As the world rapidly progresses through the transition from agrarian and industrial to informational societies, the importance of software is becoming increasingly critical. No other branch of engineering or technology can show a comparable increase in demand over the last decades
As our reliance on software as a key component in almost all man-made systems grows, so do the requirements for its trustworthiness with respect to all sorts of critical properties – performance, robustness, safety, and security, to mention a few. These properties of software and systems are governed, designed and measured in terms of quality attributes.
As the complexity of interconnected and interoperating systems increases, so does the demand for approaches and methods to successfully manage the quality attributes of those systems.

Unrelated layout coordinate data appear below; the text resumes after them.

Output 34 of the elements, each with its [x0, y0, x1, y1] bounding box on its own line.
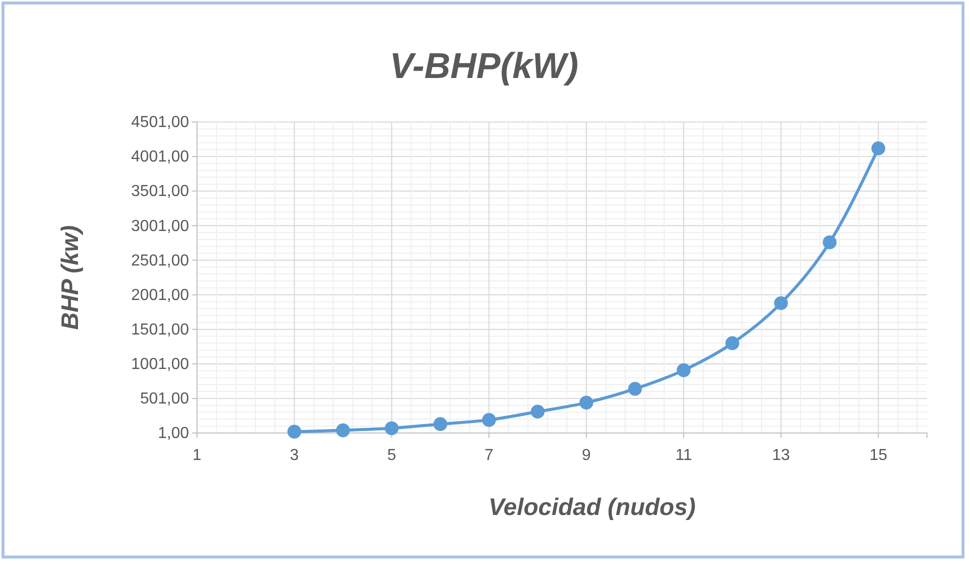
y-tick-label: 2001,00: [131, 286, 190, 304]
point: [384, 421, 399, 436]
x-tick-label: 7: [484, 447, 494, 464]
y-axis-title: BHP (kw): [57, 225, 84, 330]
y-tick-label: 3001,00: [131, 218, 190, 235]
chart-title: V-BHP(kW): [390, 45, 578, 86]
point: [482, 413, 496, 427]
y-tick-label: 1,00: [158, 425, 190, 442]
y-tick-label: 4501,00: [131, 114, 190, 132]
x-tick-label: 13: [772, 447, 790, 464]
x-axis-title: Velocidad (nudos): [488, 494, 696, 521]
point: [579, 396, 594, 410]
point: [822, 235, 837, 250]
point: [530, 404, 545, 419]
y-tick-label: 1501,00: [131, 321, 190, 338]
point: [676, 363, 691, 378]
point: [871, 141, 886, 156]
x-tick-label: 9: [582, 447, 591, 464]
x-tick-label: 15: [869, 447, 888, 464]
y-tick-label: 4001,00: [131, 148, 190, 166]
point: [628, 382, 642, 396]
y-tick-label: 1001,00: [131, 356, 190, 374]
point: [287, 424, 302, 439]
x-tick-label: 11: [675, 447, 692, 464]
point: [725, 336, 740, 350]
x-tick-label: 1: [192, 447, 202, 464]
point: [774, 296, 788, 310]
y-tick-label: 501,00: [140, 390, 190, 408]
y-tick-label: 3501,00: [131, 183, 190, 200]
x-tick-label: 3: [290, 447, 299, 464]
x-tick-label: 5: [387, 447, 396, 464]
y-tick-label: 2501,00: [131, 252, 190, 270]
point: [336, 423, 350, 438]
point: [433, 417, 448, 431]
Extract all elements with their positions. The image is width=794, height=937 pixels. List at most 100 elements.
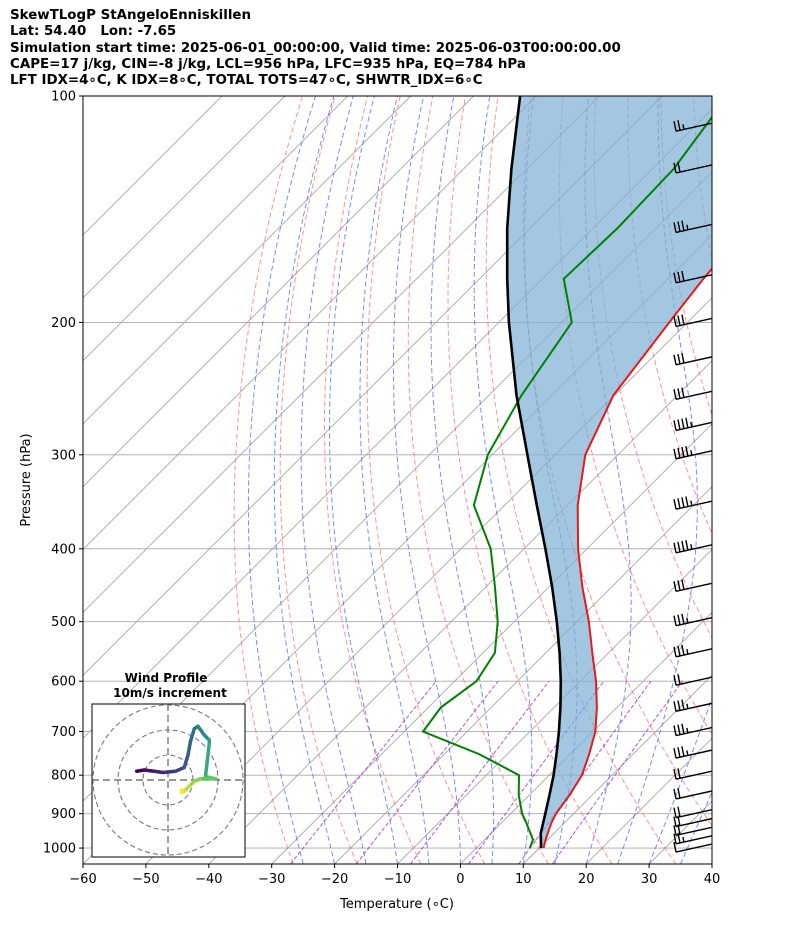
dry-adiabat-line <box>726 96 794 864</box>
dry-adiabat-line <box>759 96 794 864</box>
wind-barb <box>673 417 712 432</box>
moist-adiabat-line <box>359 96 430 864</box>
sounding-profiles <box>421 96 712 849</box>
isotherm-line <box>83 96 600 614</box>
time-text: Simulation start time: 2025-06-01_00:00:… <box>10 40 621 56</box>
dry-adiabat-line <box>279 96 358 864</box>
isotherm-line <box>334 485 712 864</box>
mixing-ratio-line <box>468 680 605 864</box>
dry-adiabat-line <box>366 96 485 864</box>
hodograph <box>92 704 245 857</box>
moist-adiabat-line <box>680 790 712 864</box>
wind-barb <box>673 644 712 658</box>
wind-barb <box>673 161 712 174</box>
wind-barb <box>673 723 712 737</box>
mixing-ratio-line <box>409 680 550 864</box>
wind-barb <box>673 699 712 713</box>
y-tick-label: 200 <box>51 316 76 331</box>
y-tick-label: 500 <box>51 615 76 630</box>
x-tick-label: 10 <box>515 872 532 887</box>
x-tick-label: 20 <box>578 872 595 887</box>
y-axis-ticks: 100 200 300 400 500 600 700 800 900 1000 <box>43 90 83 857</box>
y-tick-label: 400 <box>51 542 76 557</box>
x-tick-label: −30 <box>258 872 285 887</box>
y-tick-label: 800 <box>51 769 76 784</box>
hodograph-subtitle: 10m/s increment <box>113 686 227 700</box>
hodograph-segment <box>203 742 211 778</box>
isotherm-line <box>711 863 712 864</box>
chart-title: SkewTLogP StAngeloEnniskillen <box>10 8 252 23</box>
isotherm-line <box>522 674 712 864</box>
temperature-line <box>542 267 712 849</box>
dry-adiabat-line <box>324 96 422 864</box>
hodograph-title: Wind Profile <box>125 671 208 685</box>
isotherm-line <box>83 96 537 551</box>
dry-adiabat-line <box>593 96 712 639</box>
moist-adiabat-line <box>300 96 367 864</box>
isotherm-line <box>397 548 712 864</box>
wind-barb <box>673 496 712 510</box>
indices-text: LFT IDX=4∘C, K IDX=8∘C, TOTAL TOTS=47∘C,… <box>10 73 483 89</box>
x-tick-label: 40 <box>704 872 721 887</box>
wind-barb <box>673 540 712 554</box>
moist-adiabat-line <box>329 96 398 864</box>
isotherm-line <box>775 96 794 864</box>
wind-barb <box>673 787 712 800</box>
wind-barb <box>673 314 712 328</box>
dry-adiabat-line <box>233 96 303 864</box>
wind-barb <box>673 220 712 234</box>
y-tick-label: 100 <box>51 90 76 105</box>
isotherm-line <box>83 96 286 299</box>
y-tick-label: 600 <box>51 675 76 690</box>
x-tick-label: −40 <box>195 872 222 887</box>
y-tick-label: 1000 <box>43 842 76 857</box>
isotherm-line <box>83 96 223 236</box>
wind-barb <box>673 120 712 132</box>
wind-barb <box>673 768 712 780</box>
x-tick-label: −50 <box>132 872 159 887</box>
x-tick-label: −60 <box>69 872 96 887</box>
moist-adiabat-line <box>273 96 336 864</box>
hodograph-segment <box>161 769 178 775</box>
location-text: Lat: 54.40 Lon: -7.65 <box>10 24 177 40</box>
y-tick-label: 900 <box>51 807 76 822</box>
x-tick-label: −10 <box>384 872 411 887</box>
dry-adiabat-line <box>447 96 613 864</box>
moist-adiabat-line <box>648 696 712 864</box>
mixing-ratio-lines <box>290 680 683 864</box>
hodograph-segment <box>196 724 206 737</box>
cape-text: CAPE=17 j/kg, CIN=-8 j/kg, LCL=956 hPa, … <box>10 56 526 72</box>
dewpoint-line <box>421 115 712 849</box>
cape-fill-polygon <box>507 96 712 849</box>
mixing-ratio-line <box>355 680 499 864</box>
dry-adiabat-line <box>407 96 549 864</box>
mixing-ratio-line <box>290 680 437 864</box>
hodograph-segment <box>188 727 196 743</box>
x-axis-label: Temperature (∘C) <box>339 897 454 912</box>
hodograph-segment <box>182 753 190 770</box>
wind-barb <box>673 270 712 284</box>
isotherm-line <box>271 423 712 864</box>
wind-barb <box>673 446 712 460</box>
x-tick-label: −20 <box>321 872 348 887</box>
isotherm-line <box>83 96 412 425</box>
moist-adiabat-line <box>247 96 316 864</box>
moist-adiabat-line <box>617 96 698 864</box>
wind-barb <box>673 806 712 819</box>
y-tick-label: 700 <box>51 725 76 740</box>
isotherm-line <box>83 96 349 362</box>
wind-barb <box>673 613 712 627</box>
wind-barb <box>673 387 712 400</box>
wind-barb <box>673 746 712 759</box>
wind-barbs <box>673 120 712 853</box>
wind-barb <box>673 841 712 853</box>
x-tick-label: 0 <box>456 872 464 887</box>
moist-adiabat-lines <box>247 96 712 864</box>
y-axis-label: Pressure (hPa) <box>19 433 34 526</box>
y-tick-label: 300 <box>51 448 76 463</box>
chart-header: SkewTLogP StAngeloEnniskillen Lat: 54.40… <box>10 8 621 89</box>
isotherm-line <box>145 297 712 864</box>
wind-barb <box>673 579 712 592</box>
wind-barb <box>673 674 712 686</box>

Over recent decades, concepts from civil engineering have been introduced into software engineering. One such concept is that of architecture, which in many cases has been successfully applied to systems and software. There are diverse opinions as to what architecture actually is, but most practitioners seem to agree that architecture supports engineering by providing an understanding of the key principles that, when implemented, render the system its desired critical properties.
To support formalizing and operationalizing the use of architecture in software and systems engineering, international standards are being developed which codify current “best practice” within these disciplines. Ultimately, these standards will support the creation, description, evaluation and life-cycle management of architectures of software and systems, thus acting as powerful means of achieving the desired levels of quality.
The key-note speaker will, using some illustrative examples, make an effort to support the above claims and in doing so hopefully persuade his audience to consider a personal involvement in the exciting standards development that lies ahead of us.